Utilisation de produits chimiques et culture des fraises à La Trinidad, aux Philippines

21 décembre 2024

 

L’utilisation de produits chimiques agricoles chez les producteurs de fraises de La Trinidad, à Benguet, est considérée comme une nécessité. Mais cette nécessité n’est pas sans risque car elle expose les producteurices comme les consommateurices à des toxicités.

Ce texte est proposé dans le cadre du projet Embodied Ecologies, mené par l’université de Wageningen. C’est une grande enquête collaborative sur la manière dont les gens perçoivent et ressentent l’exposition aux produits toxiques, sur la manière dont les corps humains interagissent avec une multiplicité de ces produits au quotidien et sur la manière dont ils tentent de minimiser leurs effets.

par Elvie Nang-is

Chercheuse, université de l’État de Benguet (Philippines)

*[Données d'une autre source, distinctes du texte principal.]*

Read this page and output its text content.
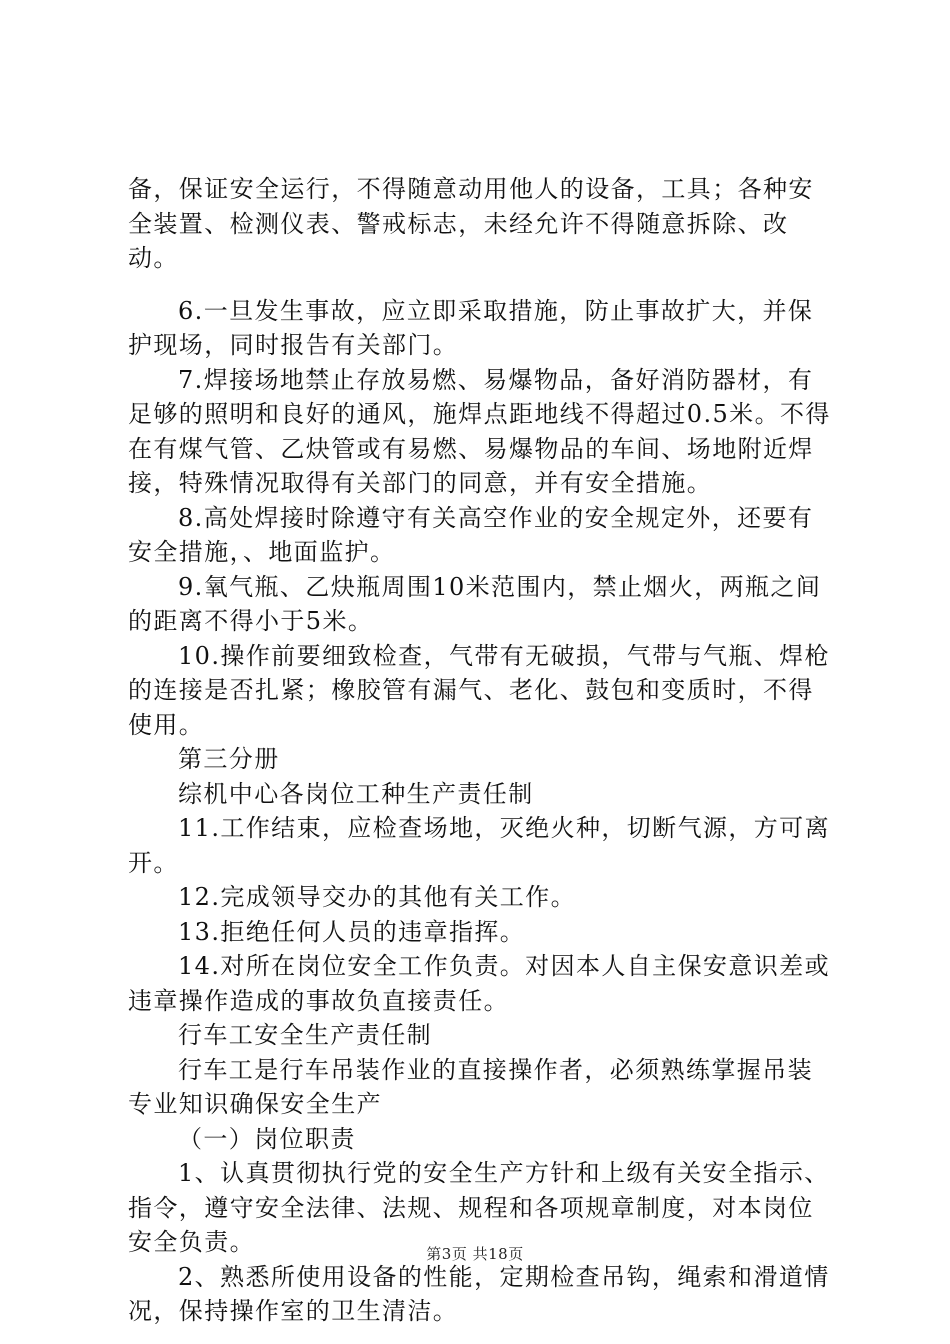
备，保证安全运行，不得随意动用他人的设备，工具；各种安全装置、检测仪表、警戒标志，未经允许不得随意拆除、改动。

6.一旦发生事故，应立即采取措施，防止事故扩大，并保护现场，同时报告有关部门。

7.焊接场地禁止存放易燃、易爆物品，备好消防器材，有足够的照明和良好的通风，施焊点距地线不得超过0.5米。不得在有煤气管、乙炔管或有易燃、易爆物品的车间、场地附近焊接，特殊情况取得有关部门的同意，并有安全措施。

8.高处焊接时除遵守有关高空作业的安全规定外，还要有安全措施，、地面监护。

9.氧气瓶、乙炔瓶周围10米范围内，禁止烟火，两瓶之间的距离不得小于5米。

10.操作前要细致检查，气带有无破损，气带与气瓶、焊枪的连接是否扎紧；橡胶管有漏气、老化、鼓包和变质时，不得使用。

第三分册

综机中心各岗位工种生产责任制

11.工作结束，应检查场地，灭绝火种，切断气源，方可离开。

12.完成领导交办的其他有关工作。

13.拒绝任何人员的违章指挥。

14.对所在岗位安全工作负责。对因本人自主保安意识差或违章操作造成的事故负直接责任。

行车工安全生产责任制

行车工是行车吊装作业的直接操作者，必须熟练掌握吊装专业知识确保安全生产

（一）岗位职责

1、认真贯彻执行党的安全生产方针和上级有关安全指示、指令，遵守安全法律、法规、规程和各项规章制度，对本岗位安全负责。

2、熟悉所使用设备的性能，定期检查吊钩，绳索和滑道情况，保持操作室的卫生清洁。

第3页 共18页
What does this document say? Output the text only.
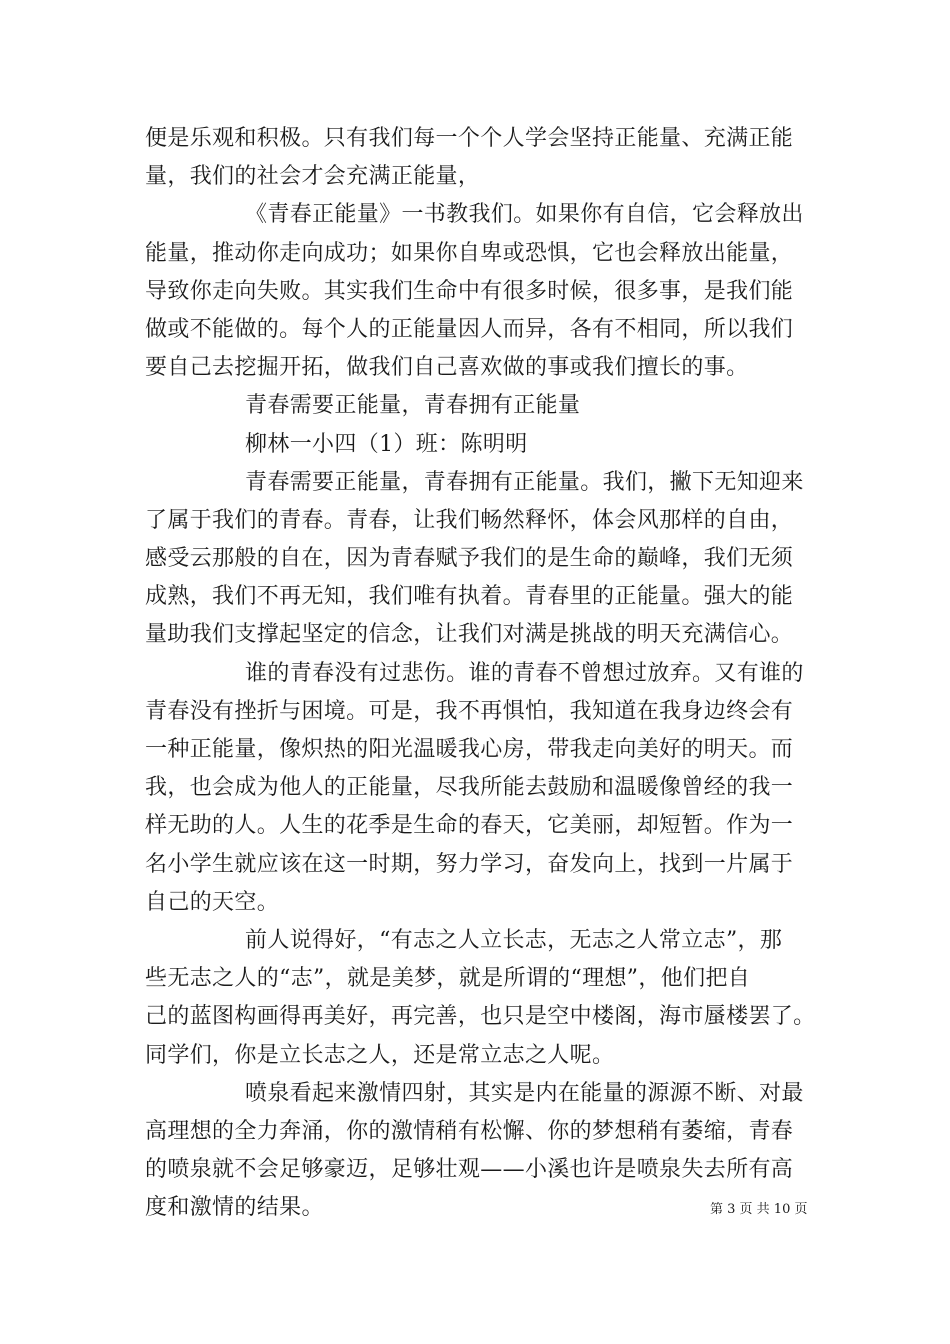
便是乐观和积极。只有我们每一个个人学会坚持正能量、充满正能
量，我们的社会才会充满正能量，
《青春正能量》一书教我们。如果你有自信，它会释放出
能量，推动你走向成功；如果你自卑或恐惧，它也会释放出能量，
导致你走向失败。其实我们生命中有很多时候，很多事，是我们能
做或不能做的。每个人的正能量因人而异，各有不相同，所以我们
要自己去挖掘开拓，做我们自己喜欢做的事或我们擅长的事。
青春需要正能量，青春拥有正能量
柳林一小四（1）班：陈明明
青春需要正能量，青春拥有正能量。我们，撇下无知迎来
了属于我们的青春。青春，让我们畅然释怀，体会风那样的自由，
感受云那般的自在，因为青春赋予我们的是生命的巅峰，我们无须
成熟，我们不再无知，我们唯有执着。青春里的正能量。强大的能
量助我们支撑起坚定的信念，让我们对满是挑战的明天充满信心。
谁的青春没有过悲伤。谁的青春不曾想过放弃。又有谁的
青春没有挫折与困境。可是，我不再惧怕，我知道在我身边终会有
一种正能量，像炽热的阳光温暖我心房，带我走向美好的明天。而
我，也会成为他人的正能量，尽我所能去鼓励和温暖像曾经的我一
样无助的人。人生的花季是生命的春天，它美丽，却短暂。作为一
名小学生就应该在这一时期，努力学习，奋发向上，找到一片属于
自己的天空。
前人说得好，“有志之人立长志，无志之人常立志”，那
些无志之人的“志”，就是美梦，就是所谓的“理想”，他们把自
己的蓝图构画得再美好，再完善，也只是空中楼阁，海市蜃楼罢了。
同学们，你是立长志之人，还是常立志之人呢。
喷泉看起来激情四射，其实是内在能量的源源不断、对最
高理想的全力奔涌，你的激情稍有松懈、你的梦想稍有萎缩，青春
的喷泉就不会足够豪迈，足够壮观——小溪也许是喷泉失去所有高
度和激情的结果。	第 3 页 共 10 页
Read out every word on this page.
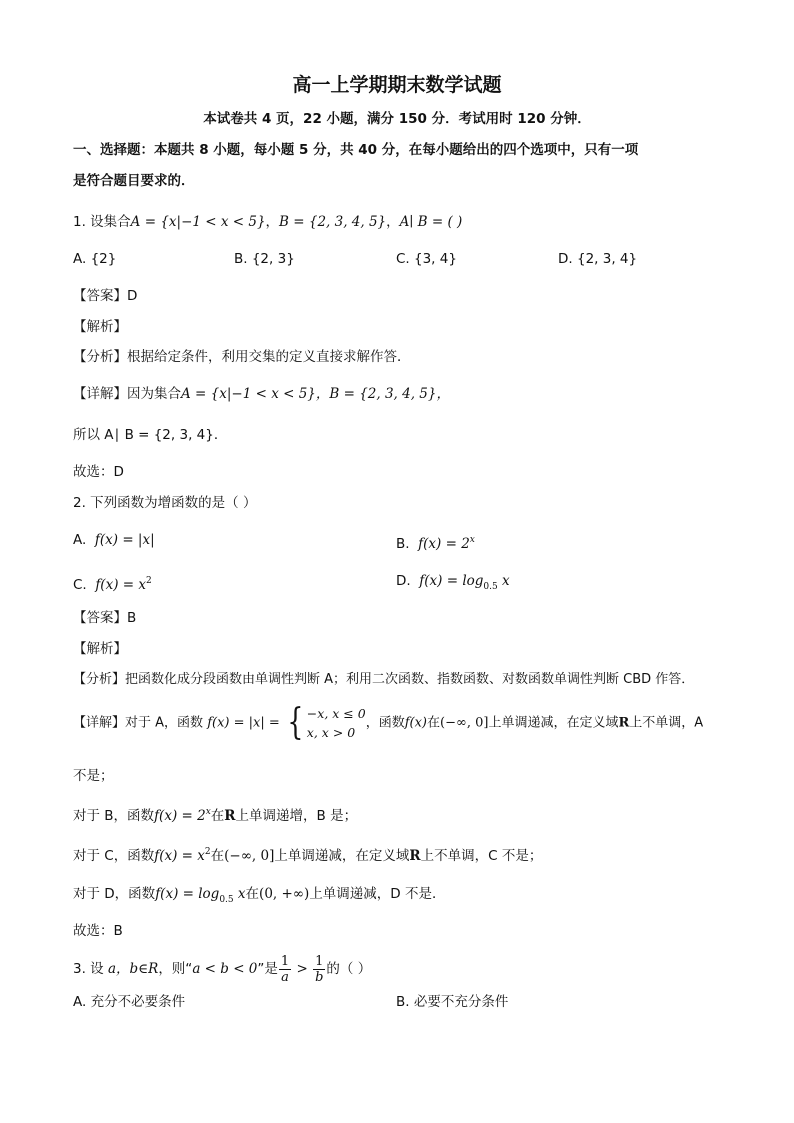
高一上学期期末数学试题
本试卷共 4 页，22 小题，满分 150 分．考试用时 120 分钟．
一、选择题：本题共 8 小题，每小题 5 分，共 40 分，在每小题给出的四个选项中，只有一项
是符合题目要求的．
1. 设集合A = {x|−1 < x < 5}，B = {2, 3, 4, 5}，A∣ B = ( )
A. {2}	B. {2, 3}	C. {3, 4}	D. {2, 3, 4}
【答案】D
【解析】
【分析】根据给定条件，利用交集的定义直接求解作答．
【详解】因为集合A = {x|−1 < x < 5}，B = {2, 3, 4, 5}，
所以 A∣ B = {2, 3, 4}．
故选：D
2. 下列函数为增函数的是（ ）
A. f(x) = |x|	B. $f(x) = 2^x$
C. $f(x) = x^2$	D. $f(x) = \log_{0.5} x$
【答案】B
【解析】
【分析】把函数化成分段函数由单调性判断 A；利用二次函数、指数函数、对数函数单调性判断 CBD 作答．
【详解】对于 A，函数 f(x) = |x| = { −x, x ≤ 0
x, x > 0
，函数f(x)在(−∞, 0]上单调递减，在定义域R上不单调，A
不是；
对于 B，函数$f(x) = 2^x$在R上单调递增，B 是；
对于 C，函数$f(x) = x^2$在(−∞, 0]上单调递减，在定义域R上不单调，C 不是；
对于 D，函数$f(x) = \log_{0.5} x$在(0, +∞)上单调递减，D 不是．
故选：B
3. 设 a，b∈R，则“a < b < 0”是 $\frac{1}{a} > \frac{1}{b}$ 的（ ）
A. 充分不必要条件	B. 必要不充分条件
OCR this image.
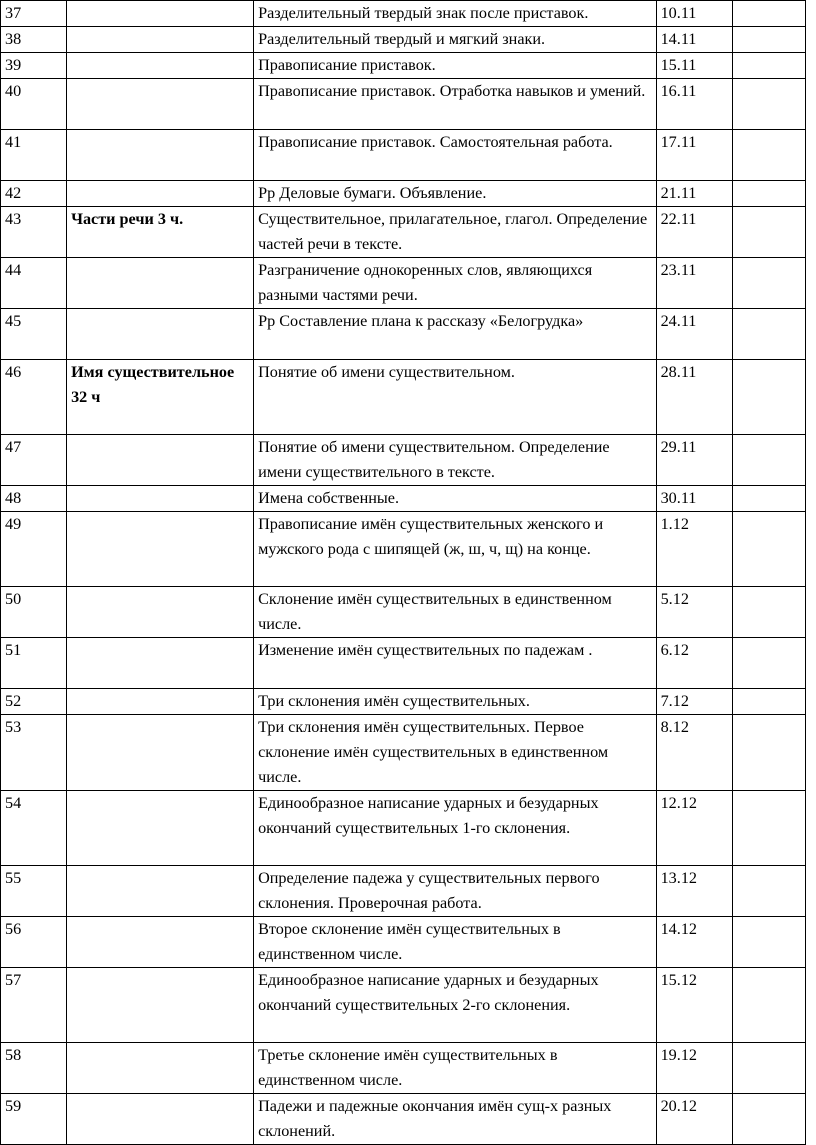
37		Разделительный твердый знак после приставок.	10.11	
38		Разделительный твердый и мягкий знаки.	14.11	
39		Правописание приставок.	15.11	
40		Правописание приставок. Отработка навыков и умений.	16.11	
41		Правописание приставок. Самостоятельная работа.	17.11	
42		Рр Деловые бумаги. Объявление.	21.11	
43	Части речи 3 ч.	Существительное, прилагательное, глагол. Определение частей речи в тексте.	22.11	
44		Разграничение однокоренных слов, являющихся разными частями речи.	23.11	
45		Рр Составление плана к рассказу «Белогрудка»	24.11	
46	Имя существительное 32 ч	Понятие об имени существительном.	28.11	
47		Понятие об имени существительном. Определение имени существительного в тексте.	29.11	
48		Имена собственные.	30.11	
49		Правописание имён существительных женского и мужского рода с шипящей (ж, ш, ч, щ) на конце.	1.12	
50		Склонение имён существительных в единственном числе.	5.12	
51		Изменение имён существительных по падежам .	6.12	
52		Три склонения имён существительных.	7.12	
53		Три склонения имён существительных. Первое склонение имён существительных в единственном числе.	8.12	
54		Единообразное написание ударных и безударных окончаний существительных 1-го склонения.	12.12	
55		Определение падежа у существительных первого склонения. Проверочная работа.	13.12	
56		Второе склонение имён существительных в единственном числе.	14.12	
57		Единообразное написание ударных и безударных окончаний существительных 2-го склонения.	15.12	
58		Третье склонение имён существительных в единственном числе.	19.12	
59		Падежи и падежные окончания имён сущ-х разных склонений.	20.12	
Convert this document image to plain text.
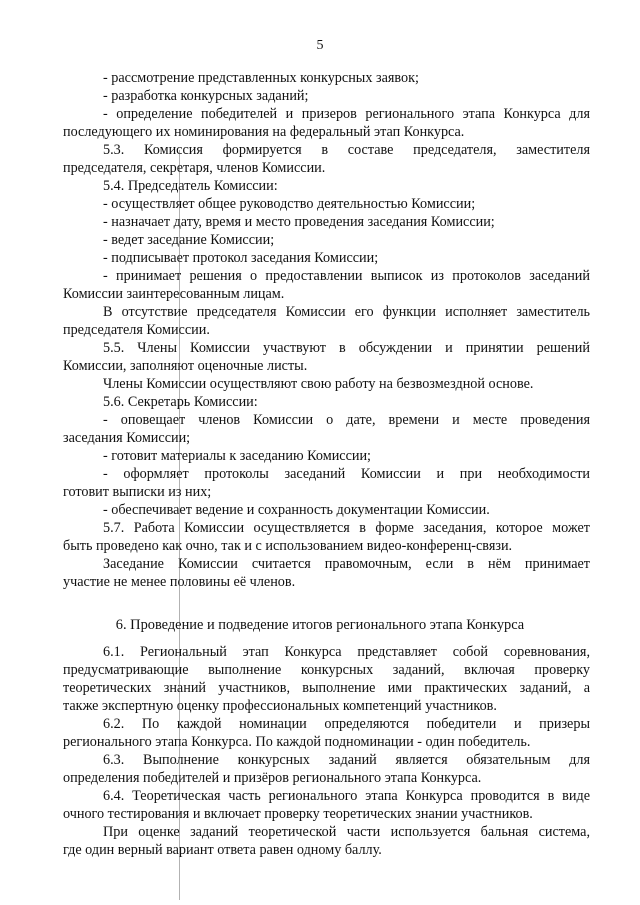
5
- рассмотрение представленных конкурсных заявок;
- разработка конкурсных заданий;
- определение победителей и призеров регионального этапа Конкурса для
последующего их номинирования на федеральный этап Конкурса.
5.3. Комиссия формируется в составе председателя, заместителя
председателя, секретаря, членов Комиссии.
5.4. Председатель Комиссии:
- осуществляет общее руководство деятельностью Комиссии;
- назначает дату, время и место проведения заседания Комиссии;
- ведет заседание Комиссии;
- подписывает протокол заседания Комиссии;
- принимает решения о предоставлении выписок из протоколов заседаний
Комиссии заинтересованным лицам.
В отсутствие председателя Комиссии его функции исполняет заместитель
председателя Комиссии.
5.5. Члены Комиссии участвуют в обсуждении и принятии решений
Комиссии, заполняют оценочные листы.
Члены Комиссии осуществляют свою работу на безвозмездной основе.
5.6. Секретарь Комиссии:
- оповещает членов Комиссии о дате, времени и месте проведения
заседания Комиссии;
- готовит материалы к заседанию Комиссии;
- оформляет протоколы заседаний Комиссии и при необходимости
готовит выписки из них;
- обеспечивает ведение и сохранность документации Комиссии.
5.7. Работа Комиссии осуществляется в форме заседания, которое может
быть проведено как очно, так и с использованием видео-конференц-связи.
Заседание Комиссии считается правомочным, если в нём принимает
участие не менее половины её членов.
6. Проведение и подведение итогов регионального этапа Конкурса
6.1. Региональный этап Конкурса представляет собой соревнования,
предусматривающие выполнение конкурсных заданий, включая проверку
теоретических знаний участников, выполнение ими практических заданий, а
также экспертную оценку профессиональных компетенций участников.
6.2. По каждой номинации определяются победители и призеры
регионального этапа Конкурса. По каждой подноминации - один победитель.
6.3. Выполнение конкурсных заданий является обязательным для
определения победителей и призёров регионального этапа Конкурса.
6.4. Теоретическая часть регионального этапа Конкурса проводится в виде
очного тестирования и включает проверку теоретических знании участников.
При оценке заданий теоретической части используется бальная система,
где один верный вариант ответа равен одному баллу.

J’ai rencontré Manang Mirna (ce n’est pas son vrai nom) un après-midi du mois de novembre, dans sa petite exploitation agricole, pour mener des entretiens, et en même temps travailler avec elle. C’était la première fois que je maniais des produits chimiques agricoles. Je portais un pantalon long, des manches longues, des bottes, un chapeau et un masque. Elle portait les mêmes vêtements, mais elle avait apporté en plus des gants en polyéthylène. Au début, elle m’a montré comment elle mélangeait les produits chimiques en poudre avec de l’eau avec des gants en polyéthylène pour se protéger. Elle a admis plus tard que l’utilisation de gants n’était pas un usage régulier parce que ce n’était pas très pratique.

Elle a rempli la bonbonne avec le mélange, l’a mis sur son dos et a commencé l’épandage. Après avoir demandé plusieurs fois, elle m’a autorisé à pulvériser les deux parcelles de fraises. La bonbonne était lourde et l’odeur du produit chimique insoutenable. Mais pour elle, ce n’était plus lourd, et l’odeur ne la dérangeait pas... Elle a bien rigolé en me voyant pulvériser de façon si maladroite, en utilisant trop de produit pour une parcelle et, de fait, en n’ayant pas assez pour la seconde !

Après l’épandage, nous nous sommes entretenues sur le fonctionnement de l’exploitation. Le ciel s’est assombrit, et avant qu’il ne pleuve, nous nous sommes empressées de protéger les plantes avec du plastique. L’odeur pestilentielle des produits chimiques agricoles persistait.

La culture des fraises est l’un des principaux moyens de subsistance agricole de la municipalité de La Trinidad, capitale de la province de Benguet aux Philippines. Introduite par les états-uniennes dans les années 1900 comme culture expérimentale, elle a ensuite été reprise par les agriculteurices locaux. Grâce à ce développement progressif, La Trinidad a été surnommée les « champs de fraises des Philippines » des années 1990 à nos jours (La Trinidad Municipality, 2020). D’une valeur économique prometteuse, la production de fraises s’est également étendue aux différentes municipalités de Benguet, faisant de La Trinidad, de Kibungan, de Mankayan, de Tuba, de Tublay, de Buguias et de Atok les sept premiers producteurs de fraises de la province entre 2016 et 2020 (OPAG Benguet, 2022).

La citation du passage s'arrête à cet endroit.